Susan England Heilig, an adventurous, pioneering entrepreneur, died on July 19, 2022. She was 75. Her husband, Gabriel Heilig, said her death occurred at home under hospice care, and was caused by cancer and infections likely triggered by the cancer treatment.
A native of the Chicago area and a graduate of New Trier High School, she earned a BFA in Graphic Design and a minor in Philosophy at University of Illinois Champaign-Urbana. Returning to Chicago after graduation, Susan took a series of jobs as a graphic designer, eventually becoming Creative Director at the Leo Burnett advertising agency. She also worked at Alternatives, a recovery center for drug abusers, where she taught photography to young people who had never used a camera and helped lead a camping trip to the Upper
Peninsula in Michigan.
As a volunteer, she counseled draft resisters to the Vietnam War. As an entrepreneur, she founded and operated Silver Sue’s, a highly successful pinball arcade in downtown Chicago during the late 1970s and early 80s. As the first woman owner of such an arcade in America, she became successful at a time when the arcade industry was evolving from pinball to video games. Several leading firms used her arcade to market-test new games. Her work and success were featured in major publications such as Science News and Playboy. Several top game designers became her lifelong friends.

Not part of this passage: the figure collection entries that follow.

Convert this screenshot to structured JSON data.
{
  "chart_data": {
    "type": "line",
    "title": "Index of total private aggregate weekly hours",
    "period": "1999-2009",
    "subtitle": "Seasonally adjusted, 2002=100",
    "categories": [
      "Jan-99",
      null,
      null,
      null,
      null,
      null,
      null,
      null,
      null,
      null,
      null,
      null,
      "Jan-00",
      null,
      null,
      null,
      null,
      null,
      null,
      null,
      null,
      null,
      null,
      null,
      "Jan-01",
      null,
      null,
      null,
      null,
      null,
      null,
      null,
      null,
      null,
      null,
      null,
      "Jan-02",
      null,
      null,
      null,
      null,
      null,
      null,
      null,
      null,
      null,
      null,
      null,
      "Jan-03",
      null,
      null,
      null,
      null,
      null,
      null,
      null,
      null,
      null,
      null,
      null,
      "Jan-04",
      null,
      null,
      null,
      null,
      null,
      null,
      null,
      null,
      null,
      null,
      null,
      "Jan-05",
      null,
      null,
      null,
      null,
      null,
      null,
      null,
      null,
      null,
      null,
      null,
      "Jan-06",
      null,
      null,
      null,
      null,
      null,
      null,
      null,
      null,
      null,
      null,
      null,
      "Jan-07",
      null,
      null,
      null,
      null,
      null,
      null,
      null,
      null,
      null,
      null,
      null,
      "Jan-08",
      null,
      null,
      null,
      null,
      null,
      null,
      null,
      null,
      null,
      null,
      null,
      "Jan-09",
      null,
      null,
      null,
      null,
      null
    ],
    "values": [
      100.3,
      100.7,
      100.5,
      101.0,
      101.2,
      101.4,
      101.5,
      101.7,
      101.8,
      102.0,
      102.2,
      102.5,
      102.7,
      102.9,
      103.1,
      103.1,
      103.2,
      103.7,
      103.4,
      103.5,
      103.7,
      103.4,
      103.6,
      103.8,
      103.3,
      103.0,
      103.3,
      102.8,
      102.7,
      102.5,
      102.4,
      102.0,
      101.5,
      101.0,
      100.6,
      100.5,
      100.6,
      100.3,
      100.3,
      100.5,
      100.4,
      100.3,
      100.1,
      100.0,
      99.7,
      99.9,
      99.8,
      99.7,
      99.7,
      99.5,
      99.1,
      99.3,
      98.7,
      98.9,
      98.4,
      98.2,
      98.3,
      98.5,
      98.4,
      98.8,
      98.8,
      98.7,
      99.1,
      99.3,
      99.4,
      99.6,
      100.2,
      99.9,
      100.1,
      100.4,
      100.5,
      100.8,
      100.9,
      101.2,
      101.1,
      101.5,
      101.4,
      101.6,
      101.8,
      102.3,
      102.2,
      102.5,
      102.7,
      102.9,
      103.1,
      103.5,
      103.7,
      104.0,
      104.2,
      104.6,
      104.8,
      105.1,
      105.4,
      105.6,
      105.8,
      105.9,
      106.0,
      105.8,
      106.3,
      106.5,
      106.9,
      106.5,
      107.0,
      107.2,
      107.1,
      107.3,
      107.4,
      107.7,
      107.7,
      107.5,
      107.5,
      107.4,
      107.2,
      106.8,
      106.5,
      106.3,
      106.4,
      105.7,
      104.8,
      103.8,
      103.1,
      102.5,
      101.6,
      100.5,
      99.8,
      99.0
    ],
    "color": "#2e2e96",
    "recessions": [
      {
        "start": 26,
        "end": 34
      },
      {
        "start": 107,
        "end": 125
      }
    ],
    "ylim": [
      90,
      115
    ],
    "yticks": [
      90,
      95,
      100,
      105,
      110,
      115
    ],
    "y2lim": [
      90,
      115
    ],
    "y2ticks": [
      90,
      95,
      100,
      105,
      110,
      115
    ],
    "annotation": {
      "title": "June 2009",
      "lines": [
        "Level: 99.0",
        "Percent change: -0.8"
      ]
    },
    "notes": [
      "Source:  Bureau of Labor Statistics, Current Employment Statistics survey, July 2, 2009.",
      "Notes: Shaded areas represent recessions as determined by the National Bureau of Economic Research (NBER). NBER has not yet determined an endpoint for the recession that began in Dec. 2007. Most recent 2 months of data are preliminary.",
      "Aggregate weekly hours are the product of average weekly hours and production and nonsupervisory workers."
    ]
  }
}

Moving to suburban Maryland in 1987 with her daughter, Madeleine, she continued her work in graphic design, consulting to a broad clientele—from MCI corporate work and the National Academy of Sciences Press to the Dalai Lama and his sponsors in the US, and later teaching graduate-level courses to graphic design professionals at George Washington University.
Her work for the last decade centered around developing a company and a nonprofit focused on building affordable housing with sub-soil almost anywhere on Earth to build structures using compressed-earth blocks (CEB) and a patented machine developed by EarthinBlocks, a company she co-founded. She later founded another company, EarthinBlocks Build, and a nonprofit, Solid Earth Communities. Her machine and method have been used in rural Tibet to build 50+ homes, used by the Lakota Nation to build housing so durable it remained intact after one of the worst weather events in Lakota history, and used to build a 2,500-square foot showroom in Juarez to showcase new construction technologies in Mexico. Her nonprofit focuses on generating small communities and neighborhoods based on CEB construction, as a solution path for people who cannot afford skyrocketing rents or are impacted by the growing number of tenant evictions. Solid Earth Communities has had extensive discussions with civic leaders in Denver and Aurora, Colorado, and with leaders among Historically Black Colleges and Universities and the communities in which they are located. As a volunteer, Susan joined the Board of the Washington, DC chapter of the nonprofit, Women in Film and Video (WIFV), serving almost 10 years in that role.
Survived by her husband, daughter and grandson, her open-hearted, spirited presence will be missed by many.